Nearly 40 percent of the population in North Korea will need food aid next year because of the severe shortages of fertilizer and fuel, U.N. food agencies said Monday.
The World Food Program and the Food and Agriculture Organization alerted in a joint report that food production was down again for the third straight year, according to The Associated Press.
North Korea faces a shortfall of more than 800,000 tons of grain for this year through October 2009 - the next harvest, Bloomberg news reported.
As a result, about 8.7 million of the country's 23 million, or 38 percent, will need food assistance next year.
"The findings of the mission confirm WFP's fears that millions of DPRK (Democratic People's Republic of Korea) households will suffer through yet another year of food shortages," WFP country Representative Torben Due said in a statement from Pyongyang.

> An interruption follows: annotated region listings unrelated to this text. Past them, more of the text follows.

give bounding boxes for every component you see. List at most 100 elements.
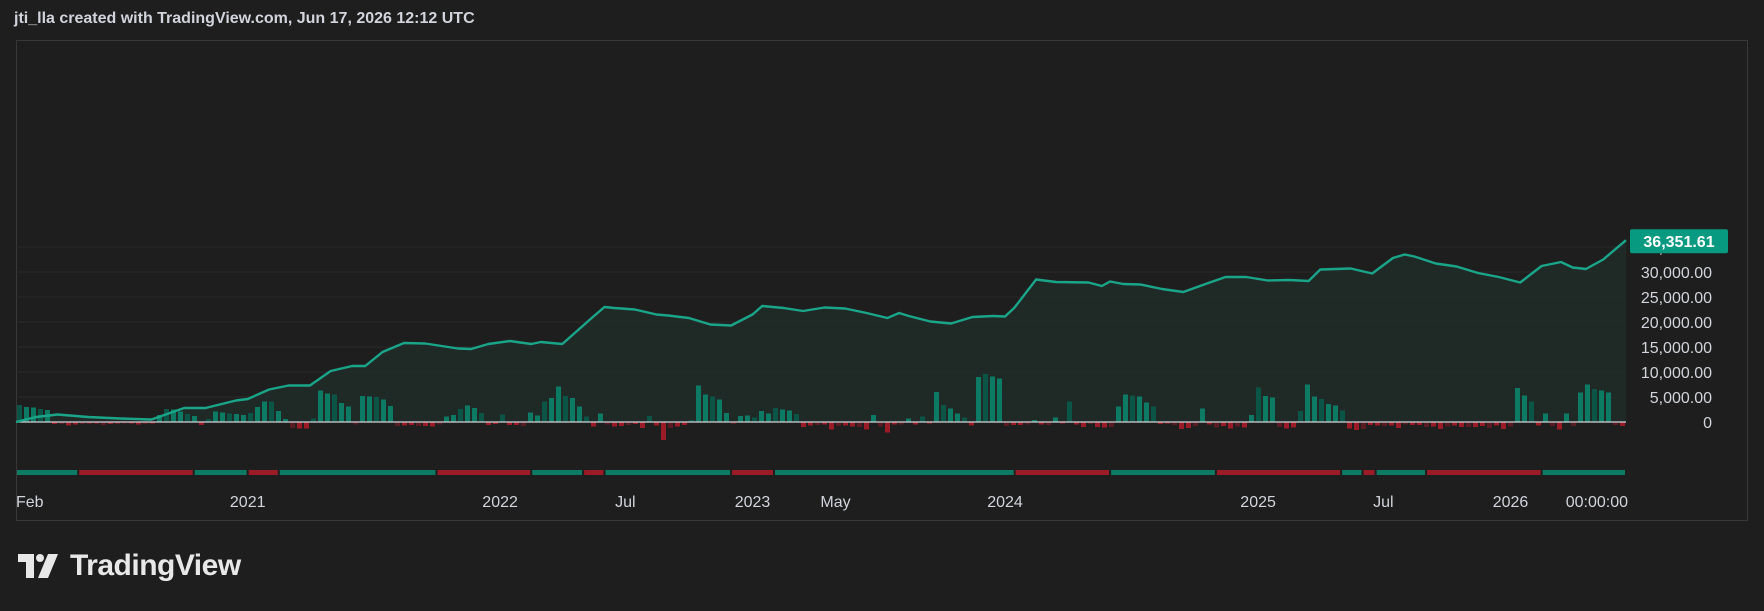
histogram-bar (66, 422, 71, 426)
histogram-bar (983, 374, 988, 422)
histogram-bar (857, 422, 862, 427)
histogram-bar (1081, 422, 1086, 427)
histogram-bar (80, 422, 85, 424)
histogram-bar (1291, 422, 1296, 428)
histogram-bar (1046, 422, 1051, 425)
histogram-bar (1242, 422, 1247, 428)
histogram-bar (661, 422, 666, 440)
histogram-bar (374, 397, 379, 422)
histogram-bar (255, 407, 260, 422)
histogram-bar (941, 405, 946, 422)
histogram-bar (1340, 410, 1345, 422)
histogram-bar (87, 422, 92, 424)
histogram-bar (1368, 422, 1373, 425)
histogram-bar (1459, 422, 1464, 427)
histogram-bar (612, 422, 617, 427)
histogram-bar (647, 416, 652, 422)
x-tick-label: Jul (1373, 494, 1393, 511)
histogram-bar (584, 416, 589, 422)
histogram-bar (199, 422, 204, 425)
histogram-bar (1571, 422, 1576, 426)
histogram-bar (682, 422, 687, 425)
histogram-bar (1354, 422, 1359, 430)
histogram-bar (94, 422, 99, 424)
last-price-label: 36,351.61 (1643, 234, 1714, 251)
x-tick-label: 2025 (1240, 494, 1276, 511)
histogram-bar (1200, 408, 1205, 422)
histogram-bar (1382, 422, 1387, 426)
regime-segment (1015, 470, 1109, 475)
histogram-bar (766, 413, 771, 422)
histogram-bar (318, 390, 323, 422)
regime-segment (584, 470, 604, 475)
histogram-bar (871, 415, 876, 422)
histogram-bar (1305, 384, 1310, 422)
regime-segment (279, 470, 436, 475)
regime-segment (1376, 470, 1426, 475)
histogram-bar (542, 401, 547, 422)
histogram-bar (752, 417, 757, 422)
histogram-bar (1389, 422, 1394, 426)
histogram-bar (1102, 422, 1107, 428)
histogram-bar (1361, 422, 1366, 429)
histogram-bar (458, 409, 463, 422)
histogram-bar (948, 408, 953, 422)
histogram-bar (465, 405, 470, 422)
histogram-bar (192, 416, 197, 422)
histogram-bar (1473, 422, 1478, 427)
histogram-bar (486, 422, 491, 425)
histogram-bar (514, 422, 519, 425)
histogram-bar (1144, 402, 1149, 422)
y-tick-label: 25,000.00 (1641, 290, 1712, 307)
histogram-bar (1053, 417, 1058, 422)
tradingview-wordmark: TradingView (70, 549, 241, 582)
histogram-bar (24, 407, 29, 422)
histogram-bar (1606, 392, 1611, 422)
histogram-bar (528, 412, 533, 422)
histogram-bar (1466, 422, 1471, 427)
histogram-bar (1123, 394, 1128, 422)
histogram-bar (1550, 422, 1555, 426)
histogram-bar (570, 398, 575, 422)
histogram-bar (955, 413, 960, 422)
histogram-bar (759, 411, 764, 422)
histogram-bar (1557, 422, 1562, 430)
y-tick-label: 30,000.00 (1641, 265, 1712, 282)
histogram-bar (934, 392, 939, 422)
histogram-bar (479, 413, 484, 422)
histogram-bar (1172, 422, 1177, 425)
histogram-bar (1543, 413, 1548, 422)
histogram-bar (689, 420, 694, 422)
histogram-bar (52, 422, 57, 424)
price-line (15, 239, 1627, 424)
regime-segment (605, 470, 731, 475)
histogram-bar (1179, 422, 1184, 429)
histogram-bar (892, 422, 897, 425)
histogram-bar (1277, 422, 1282, 427)
histogram-bar (507, 422, 512, 425)
histogram-bar (108, 422, 113, 424)
histogram-bar (962, 417, 967, 422)
regime-segment (1216, 470, 1341, 475)
histogram-bar (1620, 422, 1625, 426)
x-tick-label: May (820, 494, 850, 511)
histogram-bar (864, 422, 869, 430)
regime-segment (1342, 470, 1362, 475)
regime-segment (775, 470, 1014, 475)
histogram-bar (969, 422, 974, 426)
histogram-bar (1375, 422, 1380, 426)
histogram-bar (1221, 422, 1226, 426)
histogram-bar (1326, 404, 1331, 422)
histogram-bar (1011, 422, 1016, 425)
histogram-bar (829, 422, 834, 430)
histogram-bar (136, 422, 141, 425)
regime-segment (248, 470, 278, 475)
regime-segment (732, 470, 773, 475)
histogram-bar (1494, 422, 1499, 426)
histogram-bar (409, 422, 414, 425)
histogram-bar (185, 414, 190, 422)
histogram-bar (276, 411, 281, 422)
histogram-bar (1564, 413, 1569, 422)
histogram-bar (1137, 396, 1142, 422)
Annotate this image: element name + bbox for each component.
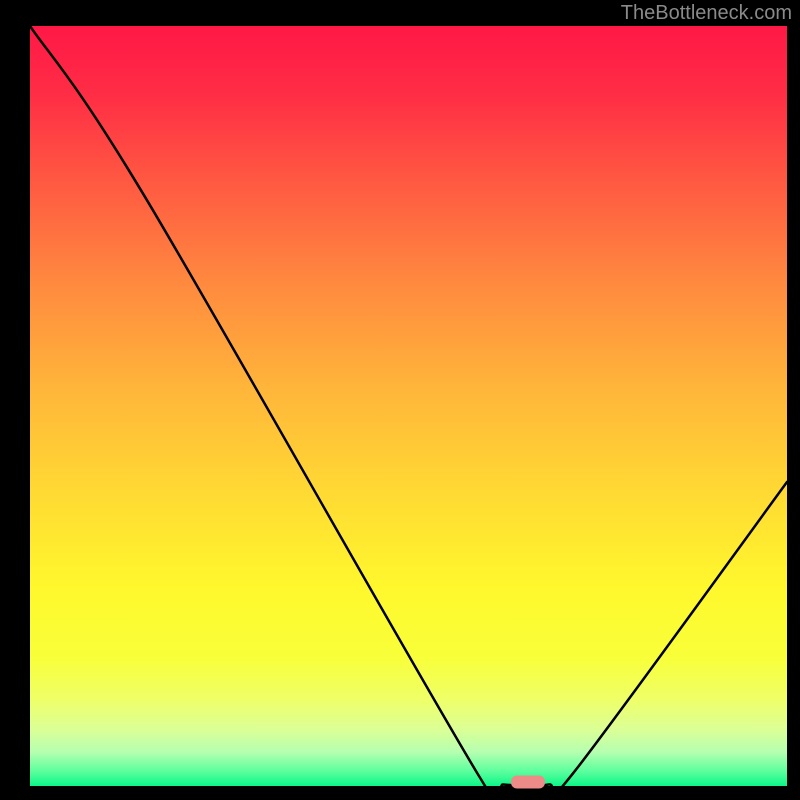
optimum-marker [511, 776, 545, 789]
plot-area [30, 26, 787, 786]
curve-svg [30, 26, 787, 786]
chart-container: TheBottleneck.com [0, 0, 800, 800]
bottleneck-curve [30, 26, 787, 786]
watermark-text: TheBottleneck.com [621, 2, 792, 25]
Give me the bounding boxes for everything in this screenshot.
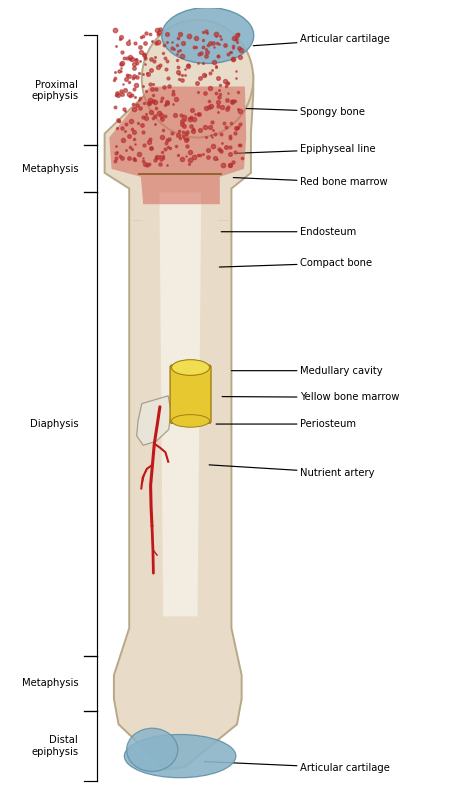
Text: Compact bone: Compact bone	[219, 258, 372, 268]
FancyBboxPatch shape	[170, 365, 211, 423]
Ellipse shape	[127, 728, 178, 771]
Ellipse shape	[142, 20, 253, 138]
Polygon shape	[159, 192, 201, 617]
Text: Periosteum: Periosteum	[216, 419, 356, 429]
Text: Metaphysis: Metaphysis	[21, 164, 78, 174]
Text: Red bone marrow: Red bone marrow	[233, 177, 387, 187]
Ellipse shape	[162, 7, 254, 63]
Text: Metaphysis: Metaphysis	[21, 678, 78, 688]
Text: Proximal
epiphysis: Proximal epiphysis	[31, 79, 78, 101]
Ellipse shape	[124, 735, 236, 778]
Polygon shape	[105, 74, 253, 770]
Ellipse shape	[172, 360, 210, 376]
Text: Diaphysis: Diaphysis	[29, 419, 78, 429]
Text: Distal
epiphysis: Distal epiphysis	[31, 735, 78, 757]
Text: Nutrient artery: Nutrient artery	[209, 465, 374, 477]
Polygon shape	[137, 396, 171, 445]
Text: Endosteum: Endosteum	[221, 227, 356, 237]
Polygon shape	[109, 87, 246, 204]
Text: Yellow bone marrow: Yellow bone marrow	[222, 392, 399, 402]
Text: Articular cartilage: Articular cartilage	[253, 34, 390, 46]
Text: Articular cartilage: Articular cartilage	[204, 762, 390, 773]
Text: Spongy bone: Spongy bone	[246, 107, 365, 117]
Text: Epiphyseal line: Epiphyseal line	[237, 144, 375, 155]
Text: Medullary cavity: Medullary cavity	[231, 366, 383, 376]
Ellipse shape	[172, 415, 210, 427]
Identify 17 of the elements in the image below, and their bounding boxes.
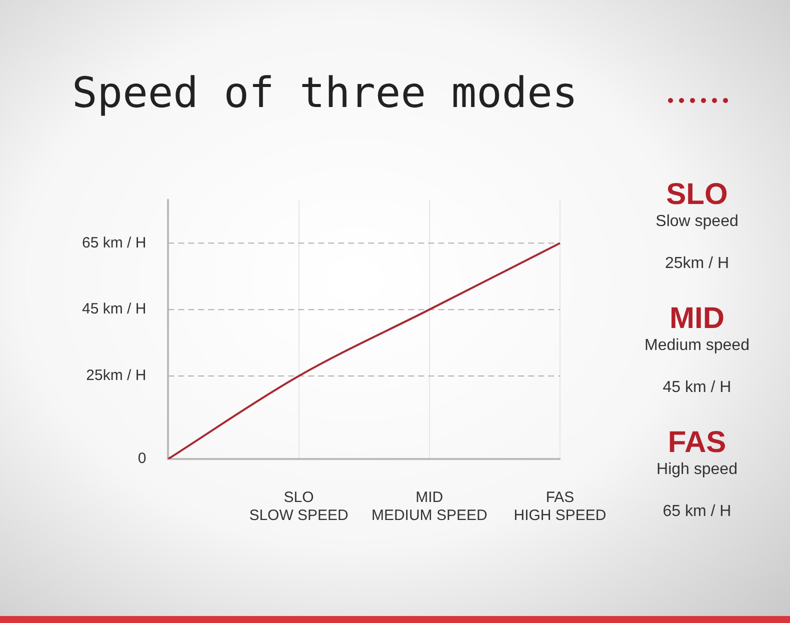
text: FAS <box>666 426 728 460</box>
text: Medium speed <box>644 336 750 356</box>
y-tick-label: 0 <box>138 450 146 468</box>
text: Slow speed <box>654 212 740 232</box>
x-tick-label: SLO SLOW SPEED <box>249 489 349 524</box>
text: 65 km / H <box>662 502 732 522</box>
text: High speed <box>656 460 738 480</box>
x-tick-label: MID MEDIUM SPEED <box>371 489 488 524</box>
text: 45 km / H <box>662 378 732 398</box>
x-tick-label: FAS HIGH SPEED <box>514 489 606 524</box>
y-tick-label: 25km / H <box>86 367 146 384</box>
text: 25km / H <box>664 254 730 274</box>
chart-title: Speed of three modes <box>72 68 578 117</box>
text: SLO <box>665 178 729 212</box>
text: MID <box>668 302 726 336</box>
y-tick-label: 65 km / H <box>82 234 146 252</box>
y-tick-label: 45 km / H <box>82 300 146 318</box>
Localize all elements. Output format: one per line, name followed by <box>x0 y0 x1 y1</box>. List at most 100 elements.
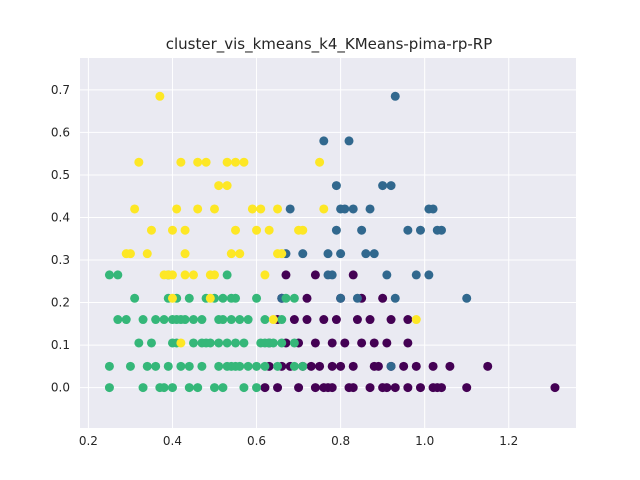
data-point-cluster-3 <box>226 249 236 259</box>
data-point-cluster-2 <box>146 338 156 348</box>
data-point-cluster-3 <box>260 270 270 280</box>
data-point-cluster-3 <box>277 249 287 259</box>
x-tick-label: 1.0 <box>415 434 434 448</box>
data-point-cluster-2 <box>210 383 220 393</box>
data-point-cluster-2 <box>184 361 194 371</box>
data-point-cluster-3 <box>222 181 232 191</box>
data-point-cluster-2 <box>252 383 262 393</box>
data-point-cluster-2 <box>239 383 249 393</box>
data-point-cluster-1 <box>323 249 333 259</box>
x-tick-label: 0.2 <box>79 434 98 448</box>
data-point-cluster-1 <box>411 270 421 280</box>
data-point-cluster-0 <box>327 361 337 371</box>
data-point-cluster-2 <box>298 361 308 371</box>
data-point-cluster-3 <box>231 157 241 167</box>
data-point-cluster-3 <box>319 204 329 214</box>
data-point-cluster-0 <box>382 383 392 393</box>
data-point-cluster-0 <box>378 293 388 303</box>
data-point-cluster-0 <box>294 383 304 393</box>
data-point-cluster-3 <box>210 270 220 280</box>
x-tick-label: 0.4 <box>163 434 182 448</box>
data-point-cluster-3 <box>268 315 278 325</box>
y-tick-label: 0.4 <box>51 210 70 224</box>
data-point-cluster-2 <box>252 293 262 303</box>
data-point-cluster-2 <box>104 383 114 393</box>
data-point-cluster-2 <box>184 293 194 303</box>
data-point-cluster-0 <box>365 315 375 325</box>
data-point-cluster-1 <box>386 361 396 371</box>
data-point-cluster-3 <box>411 315 421 325</box>
data-point-cluster-2 <box>243 361 253 371</box>
data-point-cluster-0 <box>273 383 283 393</box>
plot-area <box>80 58 576 428</box>
data-point-cluster-0 <box>302 293 312 303</box>
data-point-cluster-3 <box>252 225 262 235</box>
data-point-cluster-2 <box>176 361 186 371</box>
data-point-cluster-2 <box>104 270 114 280</box>
data-point-cluster-1 <box>331 181 341 191</box>
data-point-cluster-3 <box>193 204 203 214</box>
data-point-cluster-3 <box>210 204 220 214</box>
data-point-cluster-2 <box>239 338 249 348</box>
data-point-cluster-0 <box>306 361 316 371</box>
data-point-cluster-3 <box>180 249 190 259</box>
data-point-cluster-1 <box>361 249 371 259</box>
data-point-cluster-0 <box>550 383 560 393</box>
data-point-cluster-0 <box>310 270 320 280</box>
data-point-cluster-1 <box>415 225 425 235</box>
data-point-cluster-2 <box>188 338 198 348</box>
data-point-cluster-3 <box>205 293 215 303</box>
data-point-cluster-2 <box>268 338 278 348</box>
data-point-cluster-2 <box>235 361 245 371</box>
data-point-cluster-2 <box>289 293 299 303</box>
data-point-cluster-1 <box>390 293 400 303</box>
data-point-cluster-0 <box>428 361 438 371</box>
data-point-cluster-3 <box>167 293 177 303</box>
data-point-cluster-1 <box>386 181 396 191</box>
data-point-cluster-0 <box>327 383 337 393</box>
data-point-cluster-3 <box>172 204 182 214</box>
data-point-cluster-1 <box>357 225 367 235</box>
data-point-cluster-2 <box>113 315 123 325</box>
data-point-cluster-3 <box>239 157 249 167</box>
data-point-cluster-3 <box>180 270 190 280</box>
data-point-cluster-2 <box>235 315 245 325</box>
data-point-cluster-0 <box>352 315 362 325</box>
data-point-cluster-0 <box>281 270 291 280</box>
data-point-cluster-3 <box>167 225 177 235</box>
x-tick-label: 0.8 <box>331 434 350 448</box>
data-point-cluster-1 <box>378 181 388 191</box>
data-point-cluster-0 <box>310 338 320 348</box>
chart-title: cluster_vis_kmeans_k4_KMeans-pima-rp-RP <box>166 35 493 54</box>
grid-lines <box>80 58 576 428</box>
data-point-cluster-2 <box>205 338 215 348</box>
data-point-cluster-0 <box>415 383 425 393</box>
data-point-cluster-0 <box>445 361 455 371</box>
data-point-cluster-2 <box>214 361 224 371</box>
data-point-cluster-2 <box>134 338 144 348</box>
data-point-cluster-1 <box>365 204 375 214</box>
data-point-cluster-2 <box>125 361 135 371</box>
data-point-cluster-2 <box>222 338 232 348</box>
data-point-cluster-1 <box>369 249 379 259</box>
x-tick-label: 0.6 <box>247 434 266 448</box>
data-point-cluster-0 <box>319 315 329 325</box>
data-point-cluster-2 <box>231 338 241 348</box>
y-tick-label: 0.5 <box>51 168 70 182</box>
data-point-cluster-3 <box>146 225 156 235</box>
data-point-cluster-0 <box>403 315 413 325</box>
data-point-cluster-3 <box>125 249 135 259</box>
data-point-cluster-3 <box>176 157 186 167</box>
y-tick-label: 0.7 <box>51 83 70 97</box>
data-point-cluster-0 <box>436 383 446 393</box>
data-point-cluster-0 <box>348 270 358 280</box>
data-point-cluster-1 <box>390 91 400 101</box>
y-tick-label: 0.3 <box>51 253 70 267</box>
data-point-cluster-0 <box>357 338 367 348</box>
data-point-cluster-2 <box>138 383 148 393</box>
data-point-cluster-2 <box>289 338 299 348</box>
data-point-cluster-3 <box>188 270 198 280</box>
data-point-cluster-2 <box>104 361 114 371</box>
data-point-cluster-0 <box>315 361 325 371</box>
data-point-cluster-2 <box>277 315 287 325</box>
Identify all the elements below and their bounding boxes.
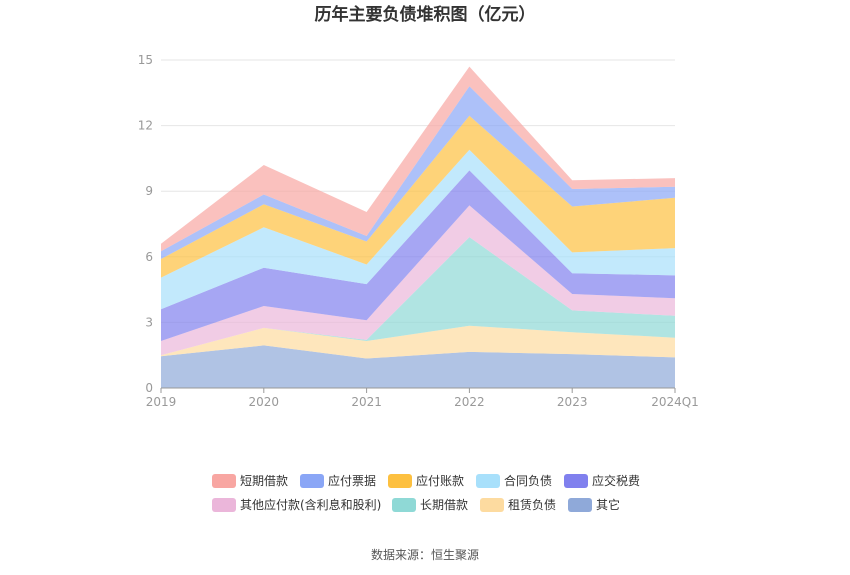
x-tick-label: 2021 [351, 395, 382, 409]
legend-item[interactable]: 应交税费 [564, 473, 640, 488]
y-tick-label: 9 [145, 184, 153, 198]
x-tick-label: 2024Q1 [651, 395, 699, 409]
legend-item[interactable]: 合同负债 [476, 473, 552, 488]
legend-label: 短期借款 [240, 474, 288, 488]
y-tick-label: 12 [138, 119, 153, 133]
legend-item[interactable]: 其它 [568, 497, 620, 512]
legend-swatch [388, 474, 412, 488]
area-series [161, 66, 675, 388]
y-tick-label: 15 [138, 53, 153, 67]
legend-swatch [300, 474, 324, 488]
legend-item[interactable]: 其他应付款(含利息和股利) [212, 497, 381, 512]
legend-item[interactable]: 应付账款 [388, 473, 464, 488]
chart-title: 历年主要负债堆积图（亿元） [315, 4, 536, 25]
area-series-0 [161, 345, 675, 388]
area-series-7 [161, 86, 675, 259]
legend-label: 长期借款 [420, 498, 468, 512]
legend-swatch [480, 498, 504, 512]
y-tick-label: 0 [145, 381, 153, 395]
y-tick-label: 6 [145, 250, 153, 264]
axes: 0 3 6 9 12 15 2019 2020 2021 2022 2023 2024Q1 [138, 53, 699, 409]
legend-item[interactable]: 长期借款 [392, 498, 468, 512]
area-series-5 [161, 149, 675, 310]
legend-swatch [476, 474, 500, 488]
x-tick-label: 2023 [557, 395, 588, 409]
legend-label: 其他应付款(含利息和股利) [240, 497, 381, 512]
legend-item[interactable]: 短期借款 [212, 474, 288, 488]
x-tick-label: 2019 [146, 395, 177, 409]
legend-swatch [568, 498, 592, 512]
legend-swatch [392, 498, 416, 512]
area-series-2 [161, 237, 675, 356]
data-source: 数据来源：恒生聚源 [371, 547, 479, 562]
legend-label: 合同负债 [504, 473, 552, 488]
area-series-1 [161, 325, 675, 359]
legend-label: 其它 [596, 497, 620, 512]
x-tick-label: 2022 [454, 395, 485, 409]
area-series-4 [161, 170, 675, 341]
area-series-3 [161, 205, 675, 356]
y-tick-label: 3 [145, 315, 153, 329]
legend-item[interactable]: 租赁负债 [480, 498, 556, 512]
area-series-6 [161, 115, 675, 278]
legend-label: 租赁负债 [508, 498, 556, 512]
legend-swatch [212, 498, 236, 512]
legend-label: 应付票据 [328, 473, 376, 488]
legend-label: 应付账款 [416, 473, 464, 488]
x-tick-label: 2020 [249, 395, 280, 409]
legend-label: 应交税费 [592, 473, 640, 488]
legend-item[interactable]: 应付票据 [300, 473, 376, 488]
legend-swatch [564, 474, 588, 488]
legend-swatch [212, 474, 236, 488]
area-series-8 [161, 66, 675, 252]
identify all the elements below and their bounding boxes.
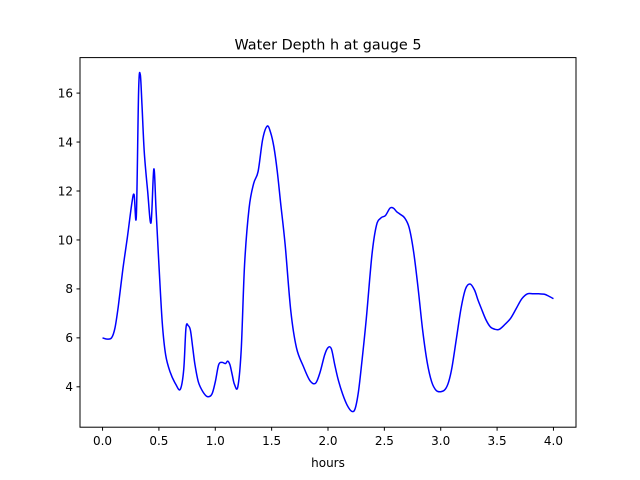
y-tick-label: 10 [58, 233, 73, 247]
y-axis: 4 6 8 10 12 14 16 [58, 86, 80, 394]
x-tick-label: 0.5 [149, 434, 168, 448]
y-tick-label: 8 [65, 282, 73, 296]
x-tick-label: 3.0 [431, 434, 450, 448]
series-layer [102, 71, 554, 413]
y-tick-label: 6 [65, 331, 73, 345]
y-tick-label: 4 [65, 380, 73, 394]
x-tick-label: 2.0 [318, 434, 337, 448]
y-tick-label: 14 [58, 135, 73, 149]
x-tick-label: 2.5 [375, 434, 394, 448]
plot-area [80, 57, 576, 428]
x-tick-label: 1.0 [206, 434, 225, 448]
x-tick-label: 0.0 [93, 434, 112, 448]
y-tick-label: 12 [58, 184, 73, 198]
x-axis-label: hours [311, 456, 345, 470]
chart-title: Water Depth h at gauge 5 [234, 38, 421, 54]
x-tick-label: 4.0 [544, 434, 563, 448]
x-tick-label: 3.5 [488, 434, 507, 448]
y-tick-label: 16 [58, 86, 73, 100]
x-axis: 0.0 0.5 1.0 1.5 2.0 2.5 3.0 3.5 4.0 [93, 427, 563, 448]
x-tick-label: 1.5 [262, 434, 281, 448]
series-line [102, 71, 554, 413]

"Accessing enough food and a balanced diet will be almost impossible, particularly for families living in urban areas or in the remote food-deficit provinces in the Northeast," Due said. "This could have grave consequences for the health of the most vulnerable groups."
FAO's chief of global information and early warning system, Henri Josserand, noted that in spite of good weather and hard work by farmers and some city-dwellers, they "could not overcome critical shortages of fertilizer and fuel."
"The prospects for next year are bleak," he added.
WFP and FAO inspected North Korea from October 9-24, the first such comprehensive field assessment mission since 2004, the agencies said in its report.
The impoverished country of North Korea has depended on foreign food aid since droughts, floods, and mismanagement devastated its food production and economy in the mid-1990s.
It's estimated that up to two million people died during the devastating famine in the 1990s.
This year's food shortage is largely due to the 2007 flood – the worst in 40 years – that left more than 600 people dead or missing and some 100,000 people homeless. After the 2007 flood, more than 11 percent of the nation's crops were destroyed as well as many of the country's infrastructure and industrial facilities.
Its neighbor South Korea, which is technically still at war with its northern counterpart since their 1950-53 civil war, is considering a U.N. request to help raise $60 million to purchase food and other essential needs for the country.